Le maigre bilan de la présidence italienne de l'UE

La présidence italienne de l'UE va s'achever avec 2014. Avant de passer le relai à la Lettonie, Matteo Renzi va devoir assumer un bilan bien éloigné de ses ambitions de juillet dernier...
Matteo Renzi s'est fait plus discret en fin de présidence...

Jeudi soir, les journalistes bruxellois notaient avec bonheur que, pour la première fois depuis fort longtemps, le Conseil européen s'est achevé à l'heure. Une ponctualité inhabituelle qui s'explique aussi par la maigreur des sujets abordés, un étrange épilogue pour la présidence italienne de l'UE qui va s'achever officiellement le 12 janvier. Partie avec de grandes ambitions, cette présidence arrive à son terme sans véritablement avoir changé l'Europe.

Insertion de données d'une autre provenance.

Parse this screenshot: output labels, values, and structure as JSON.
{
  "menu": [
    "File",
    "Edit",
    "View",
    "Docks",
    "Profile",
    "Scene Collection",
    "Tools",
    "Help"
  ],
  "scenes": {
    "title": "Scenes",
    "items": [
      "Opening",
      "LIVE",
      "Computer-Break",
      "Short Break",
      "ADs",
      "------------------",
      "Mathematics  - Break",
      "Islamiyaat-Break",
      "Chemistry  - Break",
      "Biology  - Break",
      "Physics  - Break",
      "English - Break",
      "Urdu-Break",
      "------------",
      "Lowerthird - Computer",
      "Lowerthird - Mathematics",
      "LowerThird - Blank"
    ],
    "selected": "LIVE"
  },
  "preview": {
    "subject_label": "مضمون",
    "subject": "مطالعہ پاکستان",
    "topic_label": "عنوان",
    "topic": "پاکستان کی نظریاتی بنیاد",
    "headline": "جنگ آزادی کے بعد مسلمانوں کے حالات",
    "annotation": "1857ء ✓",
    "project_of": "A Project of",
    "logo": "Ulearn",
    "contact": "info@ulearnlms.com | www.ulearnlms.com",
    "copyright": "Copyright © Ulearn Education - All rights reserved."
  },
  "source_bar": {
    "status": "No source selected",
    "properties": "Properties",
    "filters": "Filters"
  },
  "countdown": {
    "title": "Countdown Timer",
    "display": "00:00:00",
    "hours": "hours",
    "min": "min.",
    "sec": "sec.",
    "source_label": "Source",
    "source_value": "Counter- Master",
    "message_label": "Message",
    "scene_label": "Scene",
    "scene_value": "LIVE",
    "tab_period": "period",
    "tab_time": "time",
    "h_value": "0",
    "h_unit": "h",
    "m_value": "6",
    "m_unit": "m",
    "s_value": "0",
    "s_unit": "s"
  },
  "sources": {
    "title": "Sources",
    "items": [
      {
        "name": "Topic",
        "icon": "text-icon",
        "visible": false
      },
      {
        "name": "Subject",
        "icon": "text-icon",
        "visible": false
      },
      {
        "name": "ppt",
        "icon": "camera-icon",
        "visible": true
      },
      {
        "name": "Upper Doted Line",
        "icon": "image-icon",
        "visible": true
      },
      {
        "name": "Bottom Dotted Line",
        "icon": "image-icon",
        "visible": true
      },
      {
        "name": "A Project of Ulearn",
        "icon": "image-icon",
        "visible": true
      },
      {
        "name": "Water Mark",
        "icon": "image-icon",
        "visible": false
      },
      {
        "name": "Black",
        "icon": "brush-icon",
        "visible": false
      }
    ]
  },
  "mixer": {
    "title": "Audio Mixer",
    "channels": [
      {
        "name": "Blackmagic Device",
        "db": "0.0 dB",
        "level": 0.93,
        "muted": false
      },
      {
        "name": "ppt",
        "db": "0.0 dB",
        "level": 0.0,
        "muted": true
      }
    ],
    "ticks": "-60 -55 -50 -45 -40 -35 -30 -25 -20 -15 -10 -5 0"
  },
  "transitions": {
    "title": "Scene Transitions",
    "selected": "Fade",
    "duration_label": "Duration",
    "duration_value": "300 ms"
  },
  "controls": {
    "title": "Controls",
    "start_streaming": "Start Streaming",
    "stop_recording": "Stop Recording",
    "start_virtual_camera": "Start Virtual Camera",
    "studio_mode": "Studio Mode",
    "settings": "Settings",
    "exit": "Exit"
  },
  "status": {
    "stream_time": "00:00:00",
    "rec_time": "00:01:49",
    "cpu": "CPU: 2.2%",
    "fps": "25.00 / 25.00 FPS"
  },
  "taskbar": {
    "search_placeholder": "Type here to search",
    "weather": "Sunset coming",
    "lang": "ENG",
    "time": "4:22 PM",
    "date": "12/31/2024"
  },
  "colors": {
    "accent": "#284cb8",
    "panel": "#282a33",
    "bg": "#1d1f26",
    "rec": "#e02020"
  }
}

L'ambition de cette présidence

Pourtant, lorsque, le 3 juillet, Matteo Renzi, le fringant président du conseil italien, prononce son discours programmatique devant le tout nouveau parlement européen, il est encore tout auréolé de sa brillante victoire aux européennes où son parti démocrate a obtenu 40,8 % des voix. Matteo Renzi est alors le seul dirigeant européen à pouvoir se prévaloir d'une sanction populaire. Aussi n'avait-il pas hésité à se montrer ambitieux, appelant l'Europe à un changement de visage permettant de retrouver « son âme. » « Le temps des rhétoriques vides est terminé », avait-il conclu sous les applaudissements nourris des députés.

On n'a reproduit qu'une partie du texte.